If Your Business has Co-Owners, You Probably Need a Buy-Sell Agreement

Are you buying a business that will have one or more co-owners? Or do you already own one fitting that description? If so, consider installing a buy-sell agreement. A well-drafted agreement can do these valuable things: transform your business ownership interest into a more liquid asset, prevent unwanted ownership changes, and avoid hassles with the IRS.

Agreement Basics

There are two basic types of buy-sell agreements: cross-purchase agreements and redemption agreements (sometimes called liquidation agreements). A cross-purchase agreement is a contract between you and the other co-owners. Under the agreement, a withdrawing co-owner’s ownership interest must be purchased by the remaining co-owners if a triggering event, such as a death or disability, occurs. A redemption agreement is a contract between the business entity and its co-owners (including you). Under the agreement, a withdrawing co-owner’s ownership interest must be purchased by the entity if a triggering event occurs.

Triggering Events

You and the other co-owners specify the triggering events you want to include in your agreement. You’ll certainly want to include obvious events like death, disability and attainment of a stated retirement age. You can also include other events that you deem appropriate, such as divorce.
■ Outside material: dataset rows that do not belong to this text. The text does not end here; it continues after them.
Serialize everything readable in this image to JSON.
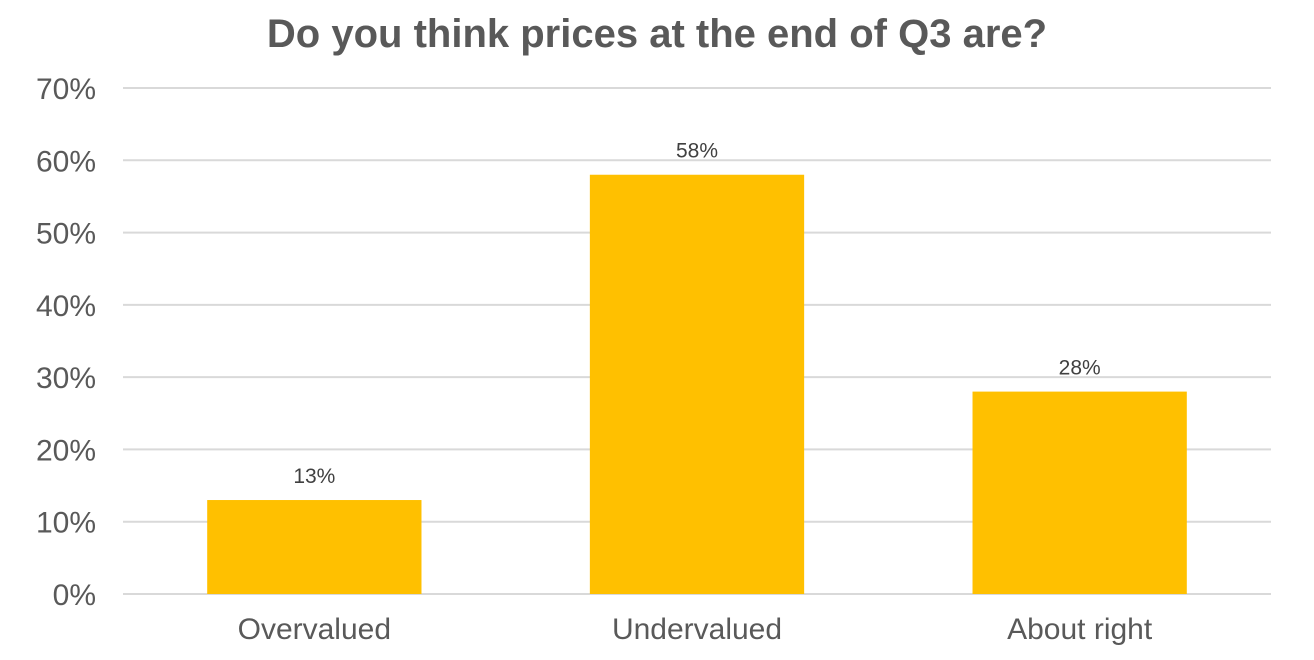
{
  "chart_data": {
    "type": "bar",
    "title": "Do you think prices at the end of Q3 are?",
    "xlabel": "",
    "ylabel": "",
    "categories": [
      "Overvalued",
      "Undervalued",
      "About right"
    ],
    "values": [
      13,
      58,
      28
    ],
    "data_labels": [
      "13%",
      "58%",
      "28%"
    ],
    "ylim": [
      0,
      70
    ],
    "yticks": [
      0,
      10,
      20,
      30,
      40,
      50,
      60,
      70
    ],
    "ytick_labels": [
      "0%",
      "10%",
      "20%",
      "30%",
      "40%",
      "50%",
      "60%",
      "70%"
    ],
    "grid": true,
    "legend": "none",
    "bar_color": "#FFC000",
    "grid_color": "#D9D9D9",
    "text_color": "#595959"
  }
}
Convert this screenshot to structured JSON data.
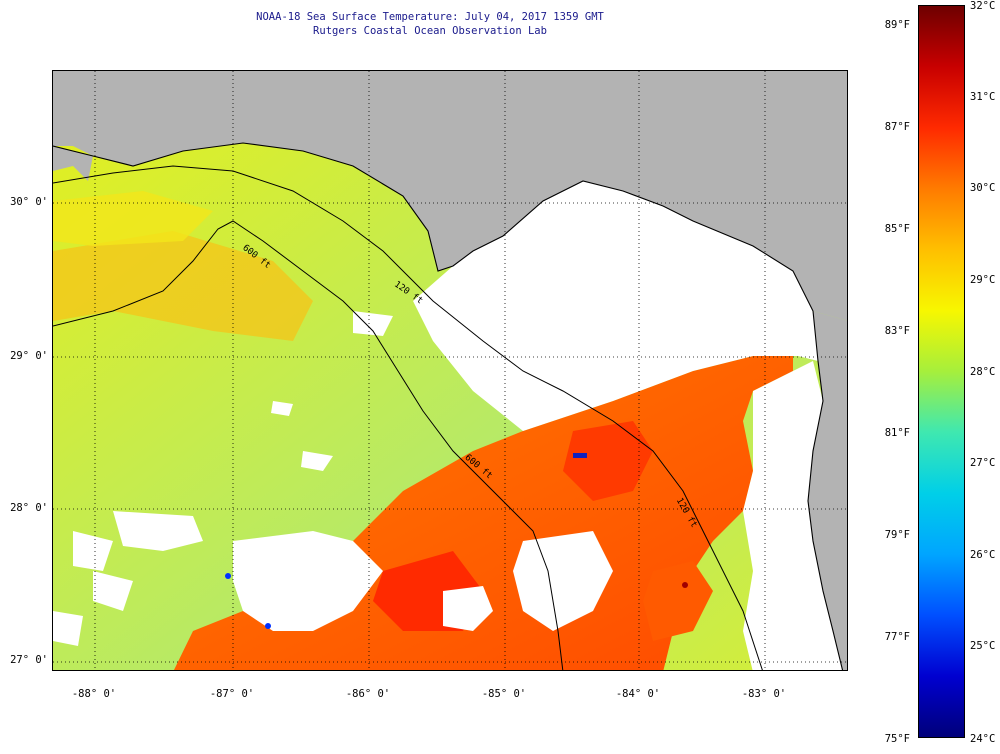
{
  "header": {
    "title": "NOAA-18 Sea Surface Temperature:  July 04, 2017 1359 GMT",
    "subtitle": "Rutgers Coastal Ocean Observation Lab"
  },
  "map": {
    "lat_labels": [
      "30° 0'",
      "29° 0'",
      "28° 0'",
      "27° 0'"
    ],
    "lon_labels": [
      "-88° 0'",
      "-87° 0'",
      "-86° 0'",
      "-85° 0'",
      "-84° 0'",
      "-83° 0'"
    ],
    "contour_labels": [
      "600 ft",
      "120 ft",
      "600 ft",
      "120 ft"
    ],
    "colors": {
      "land": "#b3b3b3",
      "cloud": "#ffffff",
      "contour": "#000000",
      "grid": "#000000"
    }
  },
  "colorbar": {
    "celsius": [
      "32°C",
      "31°C",
      "30°C",
      "29°C",
      "28°C",
      "27°C",
      "26°C",
      "25°C",
      "24°C"
    ],
    "fahrenheit": [
      "89°F",
      "87°F",
      "85°F",
      "83°F",
      "81°F",
      "79°F",
      "77°F",
      "75°F"
    ],
    "stops": [
      "#6e0000",
      "#c80000",
      "#ff2a00",
      "#ff7b00",
      "#ffbf00",
      "#f7f700",
      "#a6ef3c",
      "#3fe8b0",
      "#00cfe8",
      "#00a5ff",
      "#0050ff",
      "#0000d0",
      "#00007a"
    ]
  }
}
Valuation and Payment Terms

Make sure your buy-sell agreement stipulates an acceptable method for valuing the business ownership interests. Common valuation methods include using a fixed per-share price, an appraised fair market value figure, or a formula that sets the selling price as a multiple of earnings or cash flow. Also ensure the agreement specifies how amounts will be paid out to withdrawing co-owners or their heirs under various triggering events.

Life Insurance to Fund the Agreement

The death of a co-owner is perhaps the most common, and catastrophic, triggering event. You can use life insurance policies to form the financial backbone of your buy-sell agreement. In the simplest case of a cross-purchase agreement between two co-owners, each co-owner purchases a life insurance policy on the other. If one co-owner dies, the surviving co-owner collects the insurance death benefit proceeds and uses them to buy out the deceased co-owner’s interest from the estate, surviving spouse or other heir(s).
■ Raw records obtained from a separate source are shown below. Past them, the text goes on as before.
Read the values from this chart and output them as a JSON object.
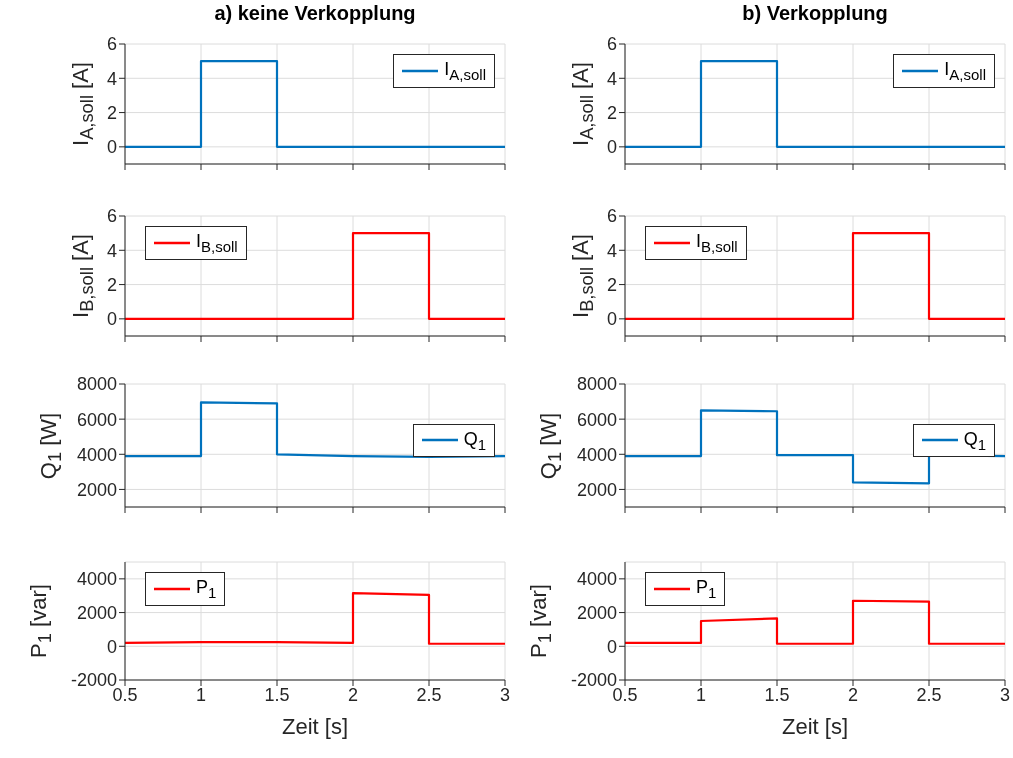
{
  "chart_data": [
    {
      "type": "line",
      "title": "a) keine Verkopplung",
      "ylabel": "I$_{A,soll}$ [A]",
      "xlim": [
        0.5,
        3
      ],
      "xticks": [
        0.5,
        1,
        1.5,
        2,
        2.5,
        3
      ],
      "ylim": [
        -1,
        6
      ],
      "yticks": [
        0,
        2,
        4,
        6
      ],
      "grid": true,
      "legend": "top right",
      "tick_labels": "y",
      "series": [
        {
          "name": "I$_{A,soll}$",
          "color": "#0072bd",
          "x": [
            0.5,
            1,
            1,
            1.5,
            1.5,
            3
          ],
          "values": [
            0,
            0,
            5,
            5,
            0,
            0
          ]
        }
      ]
    },
    {
      "type": "line",
      "title": "b) Verkopplung",
      "ylabel": "I$_{A,soll}$ [A]",
      "xlim": [
        0.5,
        3
      ],
      "xticks": [
        0.5,
        1,
        1.5,
        2,
        2.5,
        3
      ],
      "ylim": [
        -1,
        6
      ],
      "yticks": [
        0,
        2,
        4,
        6
      ],
      "grid": true,
      "legend": "top right",
      "tick_labels": "y",
      "series": [
        {
          "name": "I$_{A,soll}$",
          "color": "#0072bd",
          "x": [
            0.5,
            1,
            1,
            1.5,
            1.5,
            3
          ],
          "values": [
            0,
            0,
            5,
            5,
            0,
            0
          ]
        }
      ]
    },
    {
      "type": "line",
      "ylabel": "I$_{B,soll}$ [A]",
      "xlim": [
        0.5,
        3
      ],
      "xticks": [
        0.5,
        1,
        1.5,
        2,
        2.5,
        3
      ],
      "ylim": [
        -1,
        6
      ],
      "yticks": [
        0,
        2,
        4,
        6
      ],
      "grid": true,
      "legend": "top left",
      "tick_labels": "y",
      "series": [
        {
          "name": "I$_{B,soll}$",
          "color": "#ff0000",
          "x": [
            0.5,
            2,
            2,
            2.5,
            2.5,
            3
          ],
          "values": [
            0,
            0,
            5,
            5,
            0,
            0
          ]
        }
      ]
    },
    {
      "type": "line",
      "ylabel": "I$_{B,soll}$ [A]",
      "xlim": [
        0.5,
        3
      ],
      "xticks": [
        0.5,
        1,
        1.5,
        2,
        2.5,
        3
      ],
      "ylim": [
        -1,
        6
      ],
      "yticks": [
        0,
        2,
        4,
        6
      ],
      "grid": true,
      "legend": "top left",
      "tick_labels": "y",
      "series": [
        {
          "name": "I$_{B,soll}$",
          "color": "#ff0000",
          "x": [
            0.5,
            2,
            2,
            2.5,
            2.5,
            3
          ],
          "values": [
            0,
            0,
            5,
            5,
            0,
            0
          ]
        }
      ]
    },
    {
      "type": "line",
      "ylabel": "Q$_{1}$ [W]",
      "xlim": [
        0.5,
        3
      ],
      "xticks": [
        0.5,
        1,
        1.5,
        2,
        2.5,
        3
      ],
      "ylim": [
        1000,
        8000
      ],
      "yticks": [
        2000,
        4000,
        6000,
        8000
      ],
      "grid": true,
      "legend": "right",
      "tick_labels": "y",
      "series": [
        {
          "name": "Q$_{1}$",
          "color": "#0072bd",
          "x": [
            0.5,
            1,
            1,
            1.5,
            1.5,
            2,
            2.5,
            3
          ],
          "values": [
            3900,
            3900,
            6950,
            6900,
            4000,
            3900,
            3850,
            3900
          ]
        }
      ]
    },
    {
      "type": "line",
      "ylabel": "Q$_{1}$ [W]",
      "xlim": [
        0.5,
        3
      ],
      "xticks": [
        0.5,
        1,
        1.5,
        2,
        2.5,
        3
      ],
      "ylim": [
        1000,
        8000
      ],
      "yticks": [
        2000,
        4000,
        6000,
        8000
      ],
      "grid": true,
      "legend": "right",
      "tick_labels": "y",
      "series": [
        {
          "name": "Q$_{1}$",
          "color": "#0072bd",
          "x": [
            0.5,
            1,
            1,
            1.5,
            1.5,
            2,
            2,
            2.5,
            2.5,
            3
          ],
          "values": [
            3900,
            3900,
            6500,
            6450,
            3950,
            3950,
            2400,
            2350,
            3950,
            3900
          ]
        }
      ]
    },
    {
      "type": "line",
      "ylabel": "P$_{1}$ [var]",
      "xlabel": "Zeit [s]",
      "xlim": [
        0.5,
        3
      ],
      "xticks": [
        0.5,
        1,
        1.5,
        2,
        2.5,
        3
      ],
      "ylim": [
        -2000,
        5000
      ],
      "yticks": [
        -2000,
        0,
        2000,
        4000
      ],
      "grid": true,
      "legend": "top left",
      "series": [
        {
          "name": "P$_{1}$",
          "color": "#ff0000",
          "x": [
            0.5,
            1,
            1.5,
            2,
            2,
            2.5,
            2.5,
            3
          ],
          "values": [
            200,
            250,
            250,
            200,
            3150,
            3050,
            150,
            150
          ]
        }
      ]
    },
    {
      "type": "line",
      "ylabel": "P$_{1}$ [var]",
      "xlabel": "Zeit [s]",
      "xlim": [
        0.5,
        3
      ],
      "xticks": [
        0.5,
        1,
        1.5,
        2,
        2.5,
        3
      ],
      "ylim": [
        -2000,
        5000
      ],
      "yticks": [
        -2000,
        0,
        2000,
        4000
      ],
      "grid": true,
      "legend": "top left",
      "series": [
        {
          "name": "P$_{1}$",
          "color": "#ff0000",
          "x": [
            0.5,
            1,
            1,
            1.5,
            1.5,
            2,
            2,
            2.5,
            2.5,
            3
          ],
          "values": [
            200,
            200,
            1500,
            1650,
            150,
            150,
            2700,
            2650,
            150,
            150
          ]
        }
      ]
    }
  ]
}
The insurance death benefit proceeds are free of any federal income tax, so long as the surviving co-owner is the original purchaser of the policy on the other co-owner. However, a seemingly simple cross-purchase arrangement between more than two co-owners can get complicated, because each co-owner must buy life insurance policies on all the other co-owners. In this scenario, you may want to use a trust or partnership to buy and maintain one policy on each co-owner. Then, if a co-owner dies, the trust or partnership collects the death benefit proceeds tax-free and distributes the cash to the remaining co-owners. They then use the money to fund their buyout obligations under the cross-purchase agreement. To fund a redemption buy-sell agreement, the business entity itself buys policies on the lives of all co-owners and then uses the death benefit proceeds buy out deceased co-owners.

Specify in your agreement that any buyout that isn’t funded with insurance death benefit proceeds will be paid out under a multi-year installment payment arrangement. This gives you (and any remaining co-owners) some breathing room to come up with the cash needed to fulfill your buyout obligation. Create certainty for heirs If you’re like many business co-owners, the value of your share of the business comprises a big percentage of your estate.

Having a buy-sell agreement ensures that your ownership interest can be sold by your heir(s) under terms that you approved when you set it up. Also, the price set by a properly drafted agreement establishes the value of your ownership interest for federal estate tax purposes, thus avoiding possible IRS hassles. As a co-owner of a valuable business, having a well-drafted buy-sell agreement in place is pretty much a no-brainer. It provides financial protection to you and your heir(s) as well as to your co-owners and their heirs. The agreement also avoids hassles with the IRS over estate taxes. Buy-sell agreements aren’t DIY projects.